The North Carolina Department of Labor recognised the Greenville plant with a million-hour safety award and as a gold safety award winner, both for the seventh consecutive year. "Achieving zero injuries without a day away from work for such a long period of time sends a clear message that our lean manufacturing principles are paying dividends," says John Gardiner, general manager of Americas manufacturing for NMHG.
The extensive Dematic display utilised ProMat 2011 space that HK Systems Inc reserved prior to Waldorf, Germany-based parent firm Dematic Holding sà rl's acquisition of HK on 15 September.
LaserTruck+ with Crown forklift, HK guidance and Dematic software
Dematic showed its LaserTruck+ unit that combines a conventional Crown PC 4500 dual, triple or quad rider pallet truck, HK's latest automatic guided vehicle guidance system and Dematic's pick-to-voice software. "Putting everything together is new," according to Mats Herrstromer, AGVS global products manager for Dematic in Charlotte, North Carolina. The cost: about USD80,000.
For testing the LaserTruck+, "we will pick a beta site during April", Herrstromer notes.
Security for about one-half of the Dematic exhibit limited access to authorised end-users, existing customers and meaningful prospects. Dematic says it was showing customer-specific solutions and revealing technologies through open systems.
Herrstromer previously headed AGV Products Inc, which HK acquired in 2008.
The UN Forklift brand from Hangzhou, China launched its US debut at the ProMat show with a large-format 64-page promotional magazine and the seven display models, but no previously arranged US distributor or dealer arrangements.
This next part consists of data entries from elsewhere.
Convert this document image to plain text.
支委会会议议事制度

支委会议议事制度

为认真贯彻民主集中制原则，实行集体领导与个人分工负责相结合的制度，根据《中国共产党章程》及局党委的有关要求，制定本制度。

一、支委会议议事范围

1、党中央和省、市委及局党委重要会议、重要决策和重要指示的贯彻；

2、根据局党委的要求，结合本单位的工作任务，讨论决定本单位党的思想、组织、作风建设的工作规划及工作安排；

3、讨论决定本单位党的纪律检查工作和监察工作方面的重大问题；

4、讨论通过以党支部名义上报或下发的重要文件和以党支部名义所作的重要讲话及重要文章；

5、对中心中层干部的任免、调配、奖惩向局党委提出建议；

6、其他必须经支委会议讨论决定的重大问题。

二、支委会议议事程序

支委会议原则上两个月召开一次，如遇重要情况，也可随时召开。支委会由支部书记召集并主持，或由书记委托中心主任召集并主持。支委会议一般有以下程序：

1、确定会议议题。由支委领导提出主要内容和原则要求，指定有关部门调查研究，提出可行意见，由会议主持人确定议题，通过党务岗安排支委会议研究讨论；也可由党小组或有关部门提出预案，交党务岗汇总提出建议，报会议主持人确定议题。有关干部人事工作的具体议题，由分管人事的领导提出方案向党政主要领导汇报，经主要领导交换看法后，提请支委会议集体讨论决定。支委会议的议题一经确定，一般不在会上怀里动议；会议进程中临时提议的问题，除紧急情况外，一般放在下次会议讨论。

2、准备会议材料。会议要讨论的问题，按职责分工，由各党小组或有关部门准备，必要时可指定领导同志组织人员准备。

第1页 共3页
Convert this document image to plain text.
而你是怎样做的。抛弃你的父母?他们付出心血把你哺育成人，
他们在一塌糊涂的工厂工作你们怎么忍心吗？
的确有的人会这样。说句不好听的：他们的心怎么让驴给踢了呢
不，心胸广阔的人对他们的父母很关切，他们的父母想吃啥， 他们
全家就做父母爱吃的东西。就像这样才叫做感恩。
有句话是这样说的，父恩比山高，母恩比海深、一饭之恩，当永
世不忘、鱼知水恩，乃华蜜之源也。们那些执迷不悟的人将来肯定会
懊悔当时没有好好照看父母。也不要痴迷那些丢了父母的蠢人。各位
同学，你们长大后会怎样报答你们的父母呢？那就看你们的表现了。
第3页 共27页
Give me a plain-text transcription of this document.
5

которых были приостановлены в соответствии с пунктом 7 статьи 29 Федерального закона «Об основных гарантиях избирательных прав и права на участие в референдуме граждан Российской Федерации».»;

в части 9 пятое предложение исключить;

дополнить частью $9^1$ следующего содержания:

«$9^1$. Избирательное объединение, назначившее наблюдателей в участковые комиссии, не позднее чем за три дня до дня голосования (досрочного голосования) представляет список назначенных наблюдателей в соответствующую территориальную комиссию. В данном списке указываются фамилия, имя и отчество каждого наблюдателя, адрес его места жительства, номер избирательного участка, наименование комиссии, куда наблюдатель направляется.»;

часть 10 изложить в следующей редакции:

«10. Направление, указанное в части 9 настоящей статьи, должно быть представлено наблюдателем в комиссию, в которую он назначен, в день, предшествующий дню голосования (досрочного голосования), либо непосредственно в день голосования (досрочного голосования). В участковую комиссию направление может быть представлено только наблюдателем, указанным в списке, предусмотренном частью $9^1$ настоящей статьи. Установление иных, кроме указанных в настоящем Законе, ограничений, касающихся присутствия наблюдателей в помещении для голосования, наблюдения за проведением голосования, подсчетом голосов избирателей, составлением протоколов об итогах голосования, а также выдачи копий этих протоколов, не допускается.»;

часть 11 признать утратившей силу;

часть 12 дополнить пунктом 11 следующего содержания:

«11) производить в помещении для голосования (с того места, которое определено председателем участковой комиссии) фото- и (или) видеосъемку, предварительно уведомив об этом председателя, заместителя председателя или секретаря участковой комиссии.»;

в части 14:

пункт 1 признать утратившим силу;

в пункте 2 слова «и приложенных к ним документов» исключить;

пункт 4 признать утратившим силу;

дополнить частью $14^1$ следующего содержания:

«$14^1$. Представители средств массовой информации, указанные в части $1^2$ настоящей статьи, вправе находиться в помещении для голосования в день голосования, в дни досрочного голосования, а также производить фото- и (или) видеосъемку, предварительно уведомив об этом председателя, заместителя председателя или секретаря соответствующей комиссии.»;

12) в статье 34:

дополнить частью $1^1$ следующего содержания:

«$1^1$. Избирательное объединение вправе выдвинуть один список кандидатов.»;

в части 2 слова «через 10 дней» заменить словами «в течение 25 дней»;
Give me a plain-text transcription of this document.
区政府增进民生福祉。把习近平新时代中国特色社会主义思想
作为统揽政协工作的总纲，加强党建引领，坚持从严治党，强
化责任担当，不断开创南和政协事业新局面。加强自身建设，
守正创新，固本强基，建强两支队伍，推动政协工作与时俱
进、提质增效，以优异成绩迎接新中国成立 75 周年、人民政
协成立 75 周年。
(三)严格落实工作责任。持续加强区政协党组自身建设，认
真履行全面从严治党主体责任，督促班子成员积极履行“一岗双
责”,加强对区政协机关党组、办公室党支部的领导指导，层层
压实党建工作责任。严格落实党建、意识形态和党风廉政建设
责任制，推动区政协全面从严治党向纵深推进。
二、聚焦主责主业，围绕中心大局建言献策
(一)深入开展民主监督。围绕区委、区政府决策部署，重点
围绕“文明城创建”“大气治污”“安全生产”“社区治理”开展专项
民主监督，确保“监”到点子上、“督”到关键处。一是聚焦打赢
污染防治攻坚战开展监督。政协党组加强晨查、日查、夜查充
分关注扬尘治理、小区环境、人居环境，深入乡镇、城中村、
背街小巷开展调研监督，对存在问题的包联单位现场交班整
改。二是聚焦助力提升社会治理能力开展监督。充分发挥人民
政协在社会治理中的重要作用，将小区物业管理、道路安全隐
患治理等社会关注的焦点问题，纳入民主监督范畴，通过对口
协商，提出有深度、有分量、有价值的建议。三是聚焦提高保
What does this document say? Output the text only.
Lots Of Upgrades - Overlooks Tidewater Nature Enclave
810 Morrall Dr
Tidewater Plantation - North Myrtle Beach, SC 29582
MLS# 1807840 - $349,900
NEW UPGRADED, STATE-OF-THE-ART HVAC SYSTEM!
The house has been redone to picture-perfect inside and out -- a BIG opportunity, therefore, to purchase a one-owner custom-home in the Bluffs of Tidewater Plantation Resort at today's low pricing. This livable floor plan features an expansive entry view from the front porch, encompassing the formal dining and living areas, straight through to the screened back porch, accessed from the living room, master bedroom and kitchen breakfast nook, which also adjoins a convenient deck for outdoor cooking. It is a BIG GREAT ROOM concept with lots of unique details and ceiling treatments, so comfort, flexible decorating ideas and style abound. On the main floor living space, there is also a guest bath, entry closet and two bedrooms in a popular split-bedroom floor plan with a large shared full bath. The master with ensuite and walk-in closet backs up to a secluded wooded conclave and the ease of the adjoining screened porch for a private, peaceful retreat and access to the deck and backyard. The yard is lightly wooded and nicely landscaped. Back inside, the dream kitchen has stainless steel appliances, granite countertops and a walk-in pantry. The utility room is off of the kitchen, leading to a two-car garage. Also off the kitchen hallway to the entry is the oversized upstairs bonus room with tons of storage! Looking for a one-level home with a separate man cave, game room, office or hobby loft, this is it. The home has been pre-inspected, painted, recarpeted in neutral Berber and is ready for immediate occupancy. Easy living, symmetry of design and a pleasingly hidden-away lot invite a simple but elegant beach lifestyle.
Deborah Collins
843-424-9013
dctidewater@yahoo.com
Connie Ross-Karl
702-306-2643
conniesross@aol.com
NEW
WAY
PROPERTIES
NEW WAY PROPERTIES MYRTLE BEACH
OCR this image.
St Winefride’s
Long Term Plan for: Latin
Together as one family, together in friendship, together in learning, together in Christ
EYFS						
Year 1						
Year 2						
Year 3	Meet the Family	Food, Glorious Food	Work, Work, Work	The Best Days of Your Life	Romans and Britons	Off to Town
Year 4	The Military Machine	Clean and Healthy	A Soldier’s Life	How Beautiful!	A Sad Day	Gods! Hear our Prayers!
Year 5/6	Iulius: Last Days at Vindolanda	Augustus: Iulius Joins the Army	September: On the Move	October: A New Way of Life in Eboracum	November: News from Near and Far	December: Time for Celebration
UN Forklift has a presence in Asia, Europe and South America but only now is entering the US market.
Wilson Chen, UN Forklift sales director, spent much of his time talking to possible candidates with interest in distributing or selling the equipment.
Among its products, UN Forklift displayed a 3,000-lb (1,350-kg) capacity internal combustion forklift with a list price of USD14,000, a 3,000-lb three-wheel electric forklift listed for USD16,000 and a 4,000 lb (1,800-kg) electric stacker and pallet truck listed for USD6,600.
Trade show notes
Sellick Equipment Ltd of Harrow, Ontario, Canada had a modest display at ProMat but showed five pieces of equipment in a prominent 1,200 sqft (540 sqm) exhibit at the ConExpo-ConAgg 2011 show.
Sellick projects 2011 will result in a 20% increase in business volume compared to 2010, says Dell White, Sellick sales and marketing manager. Beginning in November, Sellick noticed business volume beginning to increase, particularly in oil/gas/mining regions of western Canada and the central and north east regions of the US.
Sellick has two engineering staff working on ways to meet CARB/EPA-driven Tier IV diesel-engine emission standards in 2012 for its rough-terrain forklift engines from J C Bamford Excavators Ltd of Rocester, England or Kubota Corp of Osaka, Japan. "We expect price increases from the engine makers," but, as a small player, "we need to depend on them", White notes.
US reception of the Maximal product line "has been good," reports John Dick, president of distributor All Terrain Truck & Equipment Inc (ATT&E) in Anchorage, Alaska, doing business as Maximal USA. He says the finished Maximal "product is sleeker than competitors" and less costly.
"In 2010, we sold 30 trucks in the US through dealers," he says. "We expect sales of 250 to 300 trucks in 2011, and we want volume of 5,000 trucks by 2015."
In December 2009, ATT&E signed a distributor agreement with manufacturer Zhejiang Maximal Forklift Co Ltd of Hangzhou, China. Among dealers are New Tec Inc of Hull, Iowa and Sioux Falls, South Dakota and South Dade Forklift of Hialeah, Florida for southern Florida and Central America.
Currently, the largest Maximal model has a lifting capacity of 55,000 lbs (24,750 kg) for a lumber application, but "we are selling a (potential) 65,000-lb model, and there are plans for 70,000 lb and 100,000 lb models," says Dick, who has been in the materials handling equipment industry since 1995.